От восторга и от напряжения на лице у Альбертины выступили крупные капли пота. Андре хранила все тот же улыбчиво равнодушный вид — вид денди женского пола. «А еще хорошо бы привести отзывы знаменитых критиков», — заметила она до начала игры. «Да, — согласилась Альбертина, — мне говорили. Вообще считаются наиболее важными мнения Сент-Бева и Мерле правда? » — «Да, пожалуй, — заметила Андре, но потом отказалась, невзирая на мольбы Альбертины, записать, еще две фамилии. — Мерле и Сент-Бев — это неплохо. Но главное — Дельтур и Гаск-Дефосе».

А я в это время думал о листке из блокнота, который мне дала Альбертина: «Вы мне нравитесь», — и через час, спускаясь по дороге, слишком крутой для меня, к Бальбеку, я говорил себе, что роман у меня будет с ней.
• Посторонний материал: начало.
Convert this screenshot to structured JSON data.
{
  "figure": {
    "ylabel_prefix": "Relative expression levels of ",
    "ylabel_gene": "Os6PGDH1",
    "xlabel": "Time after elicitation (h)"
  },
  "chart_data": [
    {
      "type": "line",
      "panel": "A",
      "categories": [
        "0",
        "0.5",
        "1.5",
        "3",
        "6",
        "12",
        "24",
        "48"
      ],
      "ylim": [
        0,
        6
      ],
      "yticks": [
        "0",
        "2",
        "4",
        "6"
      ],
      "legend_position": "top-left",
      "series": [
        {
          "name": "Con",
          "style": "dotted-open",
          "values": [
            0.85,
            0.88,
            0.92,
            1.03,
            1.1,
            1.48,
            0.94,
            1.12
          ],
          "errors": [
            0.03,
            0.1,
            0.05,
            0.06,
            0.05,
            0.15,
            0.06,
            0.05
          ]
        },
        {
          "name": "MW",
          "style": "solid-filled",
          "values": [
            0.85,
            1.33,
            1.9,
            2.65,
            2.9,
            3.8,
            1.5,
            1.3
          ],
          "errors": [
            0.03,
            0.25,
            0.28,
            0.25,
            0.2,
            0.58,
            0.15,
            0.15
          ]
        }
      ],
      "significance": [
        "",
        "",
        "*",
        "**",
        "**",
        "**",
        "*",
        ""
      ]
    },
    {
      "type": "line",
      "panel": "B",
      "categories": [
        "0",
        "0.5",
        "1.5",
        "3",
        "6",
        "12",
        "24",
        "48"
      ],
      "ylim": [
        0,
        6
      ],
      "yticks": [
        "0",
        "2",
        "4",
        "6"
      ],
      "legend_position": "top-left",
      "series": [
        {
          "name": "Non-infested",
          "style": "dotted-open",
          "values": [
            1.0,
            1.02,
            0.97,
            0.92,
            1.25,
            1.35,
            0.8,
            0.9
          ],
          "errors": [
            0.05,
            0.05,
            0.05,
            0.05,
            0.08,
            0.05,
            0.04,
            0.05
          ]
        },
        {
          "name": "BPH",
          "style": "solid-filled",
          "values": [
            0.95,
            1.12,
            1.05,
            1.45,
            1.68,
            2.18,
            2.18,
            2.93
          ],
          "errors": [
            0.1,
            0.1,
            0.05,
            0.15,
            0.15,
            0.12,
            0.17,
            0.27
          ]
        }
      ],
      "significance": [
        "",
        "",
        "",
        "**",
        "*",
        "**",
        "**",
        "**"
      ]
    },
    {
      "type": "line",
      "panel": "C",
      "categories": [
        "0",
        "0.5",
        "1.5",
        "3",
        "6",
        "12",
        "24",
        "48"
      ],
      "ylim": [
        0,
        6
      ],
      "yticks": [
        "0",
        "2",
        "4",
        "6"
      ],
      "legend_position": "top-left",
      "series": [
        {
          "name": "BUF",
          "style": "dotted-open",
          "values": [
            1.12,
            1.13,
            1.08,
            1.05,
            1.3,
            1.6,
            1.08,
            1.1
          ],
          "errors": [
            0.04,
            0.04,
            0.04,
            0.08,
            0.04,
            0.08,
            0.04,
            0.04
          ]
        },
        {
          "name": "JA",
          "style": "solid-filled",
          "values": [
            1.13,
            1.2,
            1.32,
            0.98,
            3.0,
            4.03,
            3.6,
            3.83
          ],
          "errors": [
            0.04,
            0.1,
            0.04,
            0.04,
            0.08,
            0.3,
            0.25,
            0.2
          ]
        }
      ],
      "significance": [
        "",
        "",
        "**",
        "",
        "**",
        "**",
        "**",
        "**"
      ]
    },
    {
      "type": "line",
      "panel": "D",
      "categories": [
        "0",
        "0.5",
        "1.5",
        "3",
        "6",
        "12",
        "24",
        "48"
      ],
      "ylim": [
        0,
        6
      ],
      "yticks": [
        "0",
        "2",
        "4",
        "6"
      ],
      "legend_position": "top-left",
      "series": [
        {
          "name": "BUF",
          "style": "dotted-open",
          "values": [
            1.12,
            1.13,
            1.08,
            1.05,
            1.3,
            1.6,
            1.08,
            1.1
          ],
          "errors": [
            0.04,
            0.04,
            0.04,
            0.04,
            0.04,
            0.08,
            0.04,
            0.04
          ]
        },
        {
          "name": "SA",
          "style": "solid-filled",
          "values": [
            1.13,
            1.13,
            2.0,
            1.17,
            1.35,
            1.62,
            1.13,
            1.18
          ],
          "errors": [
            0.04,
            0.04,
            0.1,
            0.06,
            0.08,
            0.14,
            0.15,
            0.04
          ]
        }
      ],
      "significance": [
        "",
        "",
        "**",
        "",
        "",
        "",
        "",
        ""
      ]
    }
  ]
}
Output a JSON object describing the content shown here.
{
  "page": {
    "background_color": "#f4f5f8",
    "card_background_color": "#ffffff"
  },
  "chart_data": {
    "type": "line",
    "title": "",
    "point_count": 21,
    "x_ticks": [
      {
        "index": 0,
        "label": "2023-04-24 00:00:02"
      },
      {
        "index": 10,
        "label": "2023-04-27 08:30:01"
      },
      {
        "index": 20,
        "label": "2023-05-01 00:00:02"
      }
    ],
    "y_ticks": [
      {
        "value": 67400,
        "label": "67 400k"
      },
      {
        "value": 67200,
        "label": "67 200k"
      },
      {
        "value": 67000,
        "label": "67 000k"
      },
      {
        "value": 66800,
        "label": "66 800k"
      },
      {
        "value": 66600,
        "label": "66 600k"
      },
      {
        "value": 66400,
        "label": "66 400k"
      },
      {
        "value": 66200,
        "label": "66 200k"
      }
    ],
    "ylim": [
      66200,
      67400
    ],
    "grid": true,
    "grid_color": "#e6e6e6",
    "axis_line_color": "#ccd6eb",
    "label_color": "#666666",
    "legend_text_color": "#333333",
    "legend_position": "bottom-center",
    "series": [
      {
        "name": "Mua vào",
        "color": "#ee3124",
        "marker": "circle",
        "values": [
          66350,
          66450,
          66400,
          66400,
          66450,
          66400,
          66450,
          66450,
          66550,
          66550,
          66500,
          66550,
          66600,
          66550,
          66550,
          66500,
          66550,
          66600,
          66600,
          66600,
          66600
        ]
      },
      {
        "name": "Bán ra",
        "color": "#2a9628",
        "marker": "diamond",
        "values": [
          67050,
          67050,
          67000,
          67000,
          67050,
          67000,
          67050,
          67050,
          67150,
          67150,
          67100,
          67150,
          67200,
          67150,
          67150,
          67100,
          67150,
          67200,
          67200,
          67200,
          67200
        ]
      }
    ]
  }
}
Состояние, характеризуемое рядом примет, по которым мы обыкновенно догадываемся, что мы влюблены, как, например, мое распоряжение в отеле будить мсня1д только если придет кто-нибудь из девушек, сердцебиения, мучившие меня, когда я их ждал (безразличнокого именно), бешенство, в какое я впадал, если в день их прихода не мог найти парикмахера, чтобы побриться, из-за чего я вынужден был в неприглядном виде предстать перед Альбертиной, Розамундой или Андре, — конечно, подобное состояние, вновь и вновь появляясь то из-за одной, то из-за другой, так же отличается от того, что мы называем любовью, как отличается человеческая жизнь от жизни зоофитов, существование, индивидуальность которых, если можно так выразиться, распределяется между разными организмами. Но естественная история учит нас, что у животных такие явления наблюдаются и что хотя мы опередили животных, — правда, ненамного, — тем не менее наша жизнь служит подтверждением того, что состояния, о которых мы раньше не подозревали, но которых нам не избежать, пусть даже они потом пройдут, действительно существуют. Таким было для меня состояние влюбленности, делившееся на нескольких девушек. Делившееся или, вернее, неделившееся, так как чаще всего меня восхищала, в отрыве от остального мира, становилась для меня такой драгоценной, что надежда на завтрашнюю с ней встречу оказывалась самой большой радостью моей жизни, вся группа девушек вместе с полднем на скалах, вместе с полоской травы, где несколько часов нежились Альбертина, Розамунда и Андре, лица которых так волновали мое воображение; и я затруднился бы ответить на вопрос, из-за кого мне так дороги эти места, кого из них мне больше хочется полюбить. В начале любви, как и в конце ее, мы не всецело поглощены предметом нашей любви, — точнее, желание любить, откуда она вырастает (а впоследствии воспоминание о ней), с наслаждением путешествует по стране взаимозаменяемых блаженств, — блаженств, доставляемых нам иногда просто-напросто природой, лакомством, жильем, — действующих заодно, так что это наше желание во владениях любого из них не чувствует себя на чужбине. Притом я в присутствии девушек еще не испытывал пресыщения, порождаемого привычкой, а потому не утратил способности видеть их, иначе говоря — каждый раз при виде их приходить в глубокое изумление.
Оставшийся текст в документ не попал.